On 03/07/12 18:47, Kevin Day wrote:
Even temporarily forgetting about the complexity of scanning PDFs, there's a lot of weirdness in a lot of files that even ClamAV doesn't find. For example: (replacing < and > with [ and ] so this doesn't trigger anyone's mail spam filters)
strings images/wikipedia/commons/7/7c/Silvana_Suárez_7.jpg | tail -9 [!-- INICIO - PUBLICIDAD POP-UP UNDER --] [IFRAME SRC="http://www.ciudad.com.ar/ar/popunder/p_submit.asp?site=personales.ciudad.com..." width=1 height=1][/IFRAME] [SCRIPT LANGUAGE="JavaScript"] //[!-- for (var i=1; i<15; i++){ setTimeout('self.focus();',i*30); //--] [/SCRIPT] [!-- FIN - PUBLICIDAD POP-UP UNDER --]
This looks like the image was stored in a free hosting web server configured to append that content to the served files... and not filtering out for the images. Then it got uploaded to commons.

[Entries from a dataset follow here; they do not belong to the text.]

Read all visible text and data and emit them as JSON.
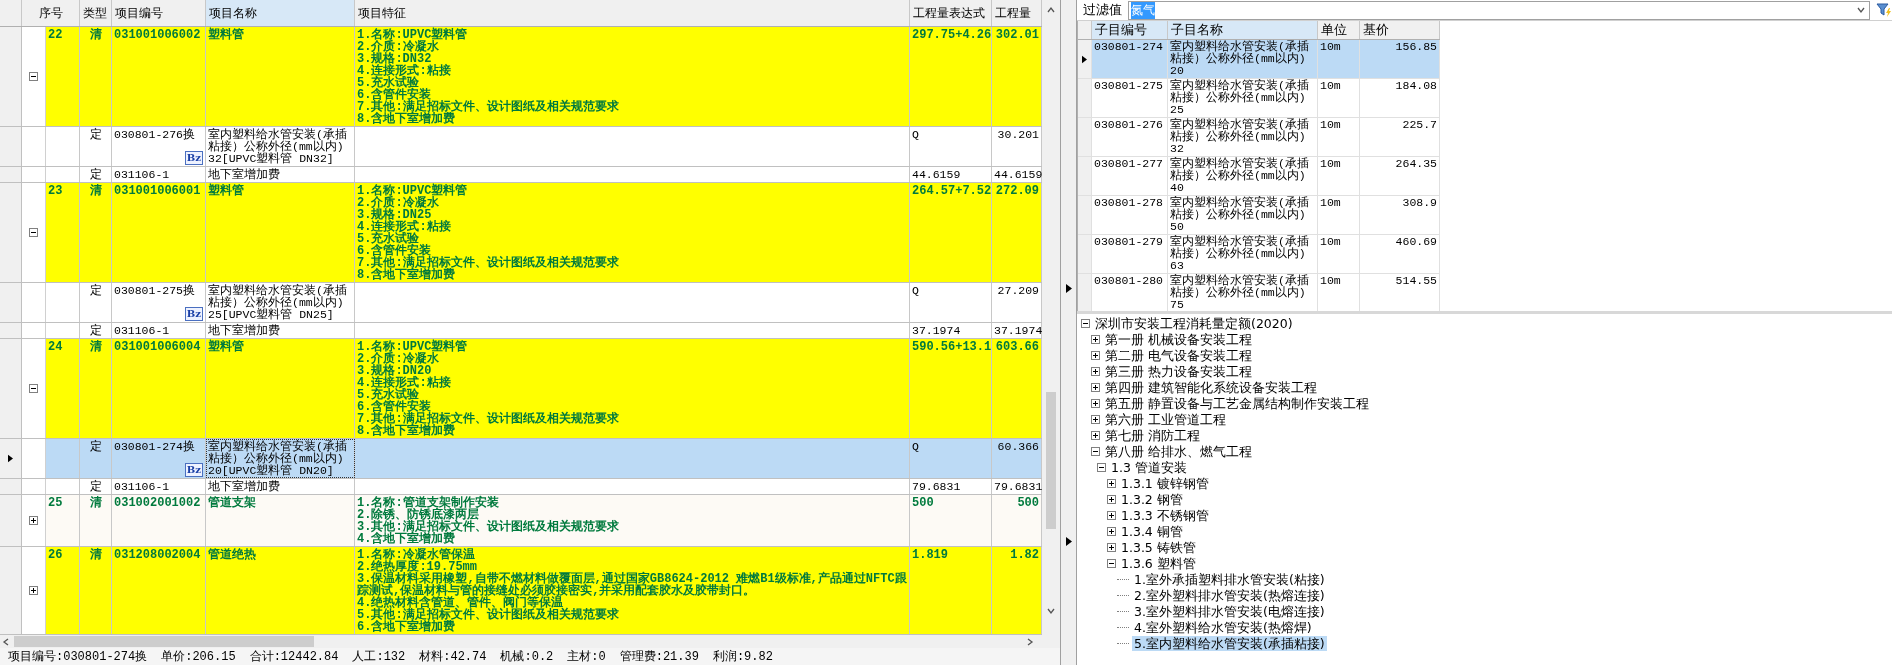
{
  "main_table": {
    "columns": [
      {
        "label": "序号",
        "selected": false
      },
      {
        "label": "类型",
        "selected": false
      },
      {
        "label": "项目编号",
        "selected": false
      },
      {
        "label": "项目名称",
        "selected": true
      },
      {
        "label": "项目特征",
        "selected": false
      },
      {
        "label": "工程量表达式",
        "selected": false
      },
      {
        "label": "工程量",
        "selected": false
      }
    ],
    "rows": [
      {
        "seq": "22",
        "type": "清",
        "code": "031001006002",
        "name": "塑料管",
        "features": [
          "1.名称:UPVC塑料管",
          "2.介质:冷凝水",
          "3.规格:DN32",
          "4.连接形式:粘接",
          "5.充水试验",
          "6.含管件安装",
          "7.其他:满足招标文件、设计图纸及相关规范要求",
          "8.含地下室增加费"
        ],
        "expr": "297.75+4.26",
        "qty": "302.01",
        "highlight": true,
        "expanded": true,
        "children": [
          {
            "type": "定",
            "code": "030801-276换",
            "badge": "Bz",
            "name": [
              "室内塑料给水管安装(承插",
              "粘接）公称外径(mm以内)",
              "32[UPVC塑料管 DN32]"
            ],
            "expr": "Q",
            "qty": "30.201",
            "selected": false
          },
          {
            "type": "定",
            "code": "031106-1",
            "name": [
              "地下室增加费"
            ],
            "expr": "44.6159",
            "qty": "44.6159",
            "selected": false
          }
        ]
      },
      {
        "seq": "23",
        "type": "清",
        "code": "031001006001",
        "name": "塑料管",
        "features": [
          "1.名称:UPVC塑料管",
          "2.介质:冷凝水",
          "3.规格:DN25",
          "4.连接形式:粘接",
          "5.充水试验",
          "6.含管件安装",
          "7.其他:满足招标文件、设计图纸及相关规范要求",
          "8.含地下室增加费"
        ],
        "expr": "264.57+7.52",
        "qty": "272.09",
        "highlight": true,
        "expanded": true,
        "children": [
          {
            "type": "定",
            "code": "030801-275换",
            "badge": "Bz",
            "name": [
              "室内塑料给水管安装(承插",
              "粘接）公称外径(mm以内)",
              "25[UPVC塑料管 DN25]"
            ],
            "expr": "Q",
            "qty": "27.209",
            "selected": false
          },
          {
            "type": "定",
            "code": "031106-1",
            "name": [
              "地下室增加费"
            ],
            "expr": "37.1974",
            "qty": "37.1974",
            "selected": false
          }
        ]
      },
      {
        "seq": "24",
        "type": "清",
        "code": "031001006004",
        "name": "塑料管",
        "features": [
          "1.名称:UPVC塑料管",
          "2.介质:冷凝水",
          "3.规格:DN20",
          "4.连接形式:粘接",
          "5.充水试验",
          "6.含管件安装",
          "7.其他:满足招标文件、设计图纸及相关规范要求",
          "8.含地下室增加费"
        ],
        "expr": "590.56+13.1",
        "qty": "603.66",
        "highlight": true,
        "expanded": true,
        "children": [
          {
            "type": "定",
            "code": "030801-274换",
            "badge": "Bz",
            "name": [
              "室内塑料给水管安装(承插",
              "粘接）公称外径(mm以内)",
              "20[UPVC塑料管 DN20]"
            ],
            "expr": "Q",
            "qty": "60.366",
            "selected": true
          },
          {
            "type": "定",
            "code": "031106-1",
            "name": [
              "地下室增加费"
            ],
            "expr": "79.6831",
            "qty": "79.6831",
            "selected": false
          }
        ]
      },
      {
        "seq": "25",
        "type": "清",
        "code": "031002001002",
        "name": "管道支架",
        "features": [
          "1.名称:管道支架制作安装",
          "2.除锈、防锈底漆两层",
          "3.其他:满足招标文件、设计图纸及相关规范要求",
          "4.含地下室增加费"
        ],
        "expr": "500",
        "qty": "500",
        "highlight": false,
        "expanded": false
      },
      {
        "seq": "26",
        "type": "清",
        "code": "031208002004",
        "name": "管道绝热",
        "features": [
          "1.名称:冷凝水管保温",
          "2.绝热厚度:19.75mm",
          "3.保温材料采用橡塑,自带不燃材料做覆面层,通过国家GB8624-2012 难燃B1级标准,产品通过NFTC跟踪测试,保温材料与管的接缝处必须胶接密实,并采用配套胶水及胶带封口。",
          "4.绝热材料含管道、管件、阀门等保温",
          "5.其他:满足招标文件、设计图纸及相关规范要求",
          "6.含地下室增加费"
        ],
        "expr": "1.819",
        "qty": "1.82",
        "highlight": true,
        "expanded": false
      }
    ]
  },
  "status_bar": [
    "项目编号:030801-274换",
    "单价:206.15",
    "合计:12442.84",
    "人工:132",
    "材料:42.74",
    "机械:0.2",
    "主材:0",
    "管理费:21.39",
    "利润:9.82"
  ],
  "filter": {
    "label": "过滤值",
    "value": "氮气"
  },
  "quota_table": {
    "columns": [
      "子目编号",
      "子目名称",
      "单位",
      "基价"
    ],
    "rows": [
      {
        "code": "030801-274",
        "name": [
          "室内塑料给水管安装(承插",
          "粘接）公称外径(mm以内)",
          "20"
        ],
        "unit": "10m",
        "price": "156.85",
        "selected": true
      },
      {
        "code": "030801-275",
        "name": [
          "室内塑料给水管安装(承插",
          "粘接）公称外径(mm以内)",
          "25"
        ],
        "unit": "10m",
        "price": "184.08",
        "selected": false
      },
      {
        "code": "030801-276",
        "name": [
          "室内塑料给水管安装(承插",
          "粘接）公称外径(mm以内)",
          "32"
        ],
        "unit": "10m",
        "price": "225.7",
        "selected": false
      },
      {
        "code": "030801-277",
        "name": [
          "室内塑料给水管安装(承插",
          "粘接）公称外径(mm以内)",
          "40"
        ],
        "unit": "10m",
        "price": "264.35",
        "selected": false
      },
      {
        "code": "030801-278",
        "name": [
          "室内塑料给水管安装(承插",
          "粘接）公称外径(mm以内)",
          "50"
        ],
        "unit": "10m",
        "price": "308.9",
        "selected": false
      },
      {
        "code": "030801-279",
        "name": [
          "室内塑料给水管安装(承插",
          "粘接）公称外径(mm以内)",
          "63"
        ],
        "unit": "10m",
        "price": "460.69",
        "selected": false
      },
      {
        "code": "030801-280",
        "name": [
          "室内塑料给水管安装(承插",
          "粘接）公称外径(mm以内)",
          "75"
        ],
        "unit": "10m",
        "price": "514.55",
        "selected": false
      }
    ]
  },
  "tree": {
    "label": "深圳市安装工程消耗量定额(2020)",
    "expanded": true,
    "selected": false,
    "children": [
      {
        "label": "第一册 机械设备安装工程",
        "expanded": false,
        "selected": false
      },
      {
        "label": "第二册 电气设备安装工程",
        "expanded": false,
        "selected": false
      },
      {
        "label": "第三册 热力设备安装工程",
        "expanded": false,
        "selected": false
      },
      {
        "label": "第四册 建筑智能化系统设备安装工程",
        "expanded": false,
        "selected": false
      },
      {
        "label": "第五册 静置设备与工艺金属结构制作安装工程",
        "expanded": false,
        "selected": false
      },
      {
        "label": "第六册 工业管道工程",
        "expanded": false,
        "selected": false
      },
      {
        "label": "第七册 消防工程",
        "expanded": false,
        "selected": false
      },
      {
        "label": "第八册 给排水、燃气工程",
        "expanded": true,
        "selected": false,
        "children": [
          {
            "label": "1.3 管道安装",
            "expanded": true,
            "selected": false,
            "children": [
              {
                "label": "1.3.1 镀锌钢管",
                "expanded": false,
                "selected": false
              },
              {
                "label": "1.3.2 钢管",
                "expanded": false,
                "selected": false
              },
              {
                "label": "1.3.3 不锈钢管",
                "expanded": false,
                "selected": false
              },
              {
                "label": "1.3.4 铜管",
                "expanded": false,
                "selected": false
              },
              {
                "label": "1.3.5 铸铁管",
                "expanded": false,
                "selected": false
              },
              {
                "label": "1.3.6 塑料管",
                "expanded": true,
                "selected": false,
                "children": [
                  {
                    "label": "1.室外承插塑料排水管安装(粘接)",
                    "selected": false
                  },
                  {
                    "label": "2.室外塑料排水管安装(热熔连接)",
                    "selected": false
                  },
                  {
                    "label": "3.室外塑料排水管安装(电熔连接)",
                    "selected": false
                  },
                  {
                    "label": "4.室外塑料给水管安装(热熔焊)",
                    "selected": false
                  },
                  {
                    "label": "5.室内塑料给水管安装(承插粘接)",
                    "selected": true
                  }
                ]
              }
            ]
          }
        ]
      }
    ]
  }
}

There are dozens of jpeg files that are valid jpegs that have encrypted rar files appended to the end of the jpeg data. It might be a worthwhile idea to take any uploaded jpg/png/gif/etc and completely rewrite it before using it. Tools like jpegoptim / pngcrush / etc are pretty good at taking "wild" images and completely rewriting them to remove any oddities.
-- Kevin
Appended Rar files is one of the things my tool detected. If you send me a list of the images I can go trying to kill them.
Modifying the original images would be a bad idea. It'd be better to forbid uploading of such files (rars are hard to block, since you need to scan the full file...).